Cover image of the review
A millstone used at Thomas West's Barcom Glen water mill on Gadigal Country/Paddington, New South Wales, Australia, c.1812-1830. Vesicular basalt with dressed (carved) faces, metal pallets, foam-covered chocks. Lent by the Museum of Applied Arts and Sciences, Sydney. Presented by Mr Edward T West, Mrs E M Loder and Mrs A B Ellis, 1906. Collection object number C4011. Photograph: Nick Croggon

Mitchel Cumming and Kenzee Patterson: A redistribution


25 Feb 2023
Verge Gallery 16 Feb - 31 Mar 2023

Weighing down the floor of Verge Gallery at the University of Sydney are two massive stone discs. Pocked and tarnished with age, they crouch low to the ground on unglamorous metal pallets, the sides smooth and the top worked into a system of furrows that move outwards from a hole in the middle.

The stones are, in fact, nineteenth century basalt millstones, and they form the aesthetic and conceptual centrepieces for Mitchel Cumming and Kenzee Patterson’s collaborative exhibition, A redistribution (2023).

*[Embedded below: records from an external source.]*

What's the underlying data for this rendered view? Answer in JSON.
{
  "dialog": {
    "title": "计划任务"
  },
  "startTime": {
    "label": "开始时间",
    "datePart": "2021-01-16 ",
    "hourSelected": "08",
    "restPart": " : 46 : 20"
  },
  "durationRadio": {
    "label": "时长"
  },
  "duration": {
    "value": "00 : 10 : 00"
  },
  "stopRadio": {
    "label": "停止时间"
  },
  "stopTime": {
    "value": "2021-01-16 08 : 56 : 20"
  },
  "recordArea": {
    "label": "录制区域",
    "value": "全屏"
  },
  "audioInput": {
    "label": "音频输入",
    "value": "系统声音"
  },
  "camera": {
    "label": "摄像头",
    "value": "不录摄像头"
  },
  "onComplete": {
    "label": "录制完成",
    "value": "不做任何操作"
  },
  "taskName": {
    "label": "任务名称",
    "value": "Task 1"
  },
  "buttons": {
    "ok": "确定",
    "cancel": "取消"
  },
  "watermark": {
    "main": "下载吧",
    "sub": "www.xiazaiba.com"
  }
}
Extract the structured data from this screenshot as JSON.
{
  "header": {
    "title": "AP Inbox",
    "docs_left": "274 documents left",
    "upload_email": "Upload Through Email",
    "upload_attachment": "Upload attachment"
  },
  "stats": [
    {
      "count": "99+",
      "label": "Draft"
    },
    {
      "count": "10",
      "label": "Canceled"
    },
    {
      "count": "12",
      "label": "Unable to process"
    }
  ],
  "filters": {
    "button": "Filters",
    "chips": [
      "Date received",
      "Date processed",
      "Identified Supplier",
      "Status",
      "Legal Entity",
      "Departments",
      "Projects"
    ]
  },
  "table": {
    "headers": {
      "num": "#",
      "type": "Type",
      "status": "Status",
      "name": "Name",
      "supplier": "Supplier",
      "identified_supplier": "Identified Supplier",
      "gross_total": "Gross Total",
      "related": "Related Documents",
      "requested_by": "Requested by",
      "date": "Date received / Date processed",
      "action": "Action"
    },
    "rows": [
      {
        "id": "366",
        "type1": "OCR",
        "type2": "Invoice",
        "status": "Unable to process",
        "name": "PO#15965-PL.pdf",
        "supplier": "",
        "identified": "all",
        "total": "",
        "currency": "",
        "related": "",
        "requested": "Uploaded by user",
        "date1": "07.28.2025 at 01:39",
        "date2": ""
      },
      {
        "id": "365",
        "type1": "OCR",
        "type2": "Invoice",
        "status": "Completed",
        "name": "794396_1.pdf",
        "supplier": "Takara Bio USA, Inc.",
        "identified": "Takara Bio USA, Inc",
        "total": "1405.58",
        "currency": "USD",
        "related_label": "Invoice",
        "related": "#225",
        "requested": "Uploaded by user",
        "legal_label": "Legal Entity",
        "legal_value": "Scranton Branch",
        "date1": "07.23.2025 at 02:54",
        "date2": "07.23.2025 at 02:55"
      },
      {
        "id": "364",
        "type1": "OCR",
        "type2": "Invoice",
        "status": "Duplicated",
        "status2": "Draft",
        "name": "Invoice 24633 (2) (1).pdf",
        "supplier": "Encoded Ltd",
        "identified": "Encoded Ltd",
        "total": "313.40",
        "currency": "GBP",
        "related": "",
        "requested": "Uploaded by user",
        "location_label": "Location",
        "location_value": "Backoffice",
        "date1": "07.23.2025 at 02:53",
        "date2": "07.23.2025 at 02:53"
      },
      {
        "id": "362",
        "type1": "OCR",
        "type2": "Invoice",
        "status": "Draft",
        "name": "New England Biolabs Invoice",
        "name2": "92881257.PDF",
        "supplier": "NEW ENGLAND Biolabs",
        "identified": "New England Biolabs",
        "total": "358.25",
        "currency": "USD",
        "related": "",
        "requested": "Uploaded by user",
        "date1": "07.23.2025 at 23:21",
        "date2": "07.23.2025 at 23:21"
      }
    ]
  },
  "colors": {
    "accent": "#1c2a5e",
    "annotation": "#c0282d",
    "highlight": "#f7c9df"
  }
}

As the show’s room-sheet explains, the millstones were used between 1812 and 1830 at a flour-mill established by the settler Thomas West on Gadigal Country in the area now known as Paddington, and are currently on loan from Sydney’s Museum of Applied Arts and Science (the Powerhouse).

Mitchel Cumming and Kenzee Patterson, Redistribution (forbearing / forthcoming), 2021, 16 blind debossed prints in repurposed frames, 67 × 90cm (each). Photograph: Jessica Maurer

The millstones entered the Powerhouse’s collection in 1906 and, it seems, have rarely left storage since. This is perhaps unsurprising—they are unbeautiful, unwieldy things. Getting them to Verge was no easy matter. As the exhibition text details, it took a year of careful correspondence and paperwork, and a team of engineers, conservators and administrators to measure and document Verge’s humidity and air quality, dimensions, and weight bearing capacity. It is because of this latter capacity that the two stones (which in use would have been placed one on top of the other) are spaced apart—the show’s first and most obvious act of redistribution.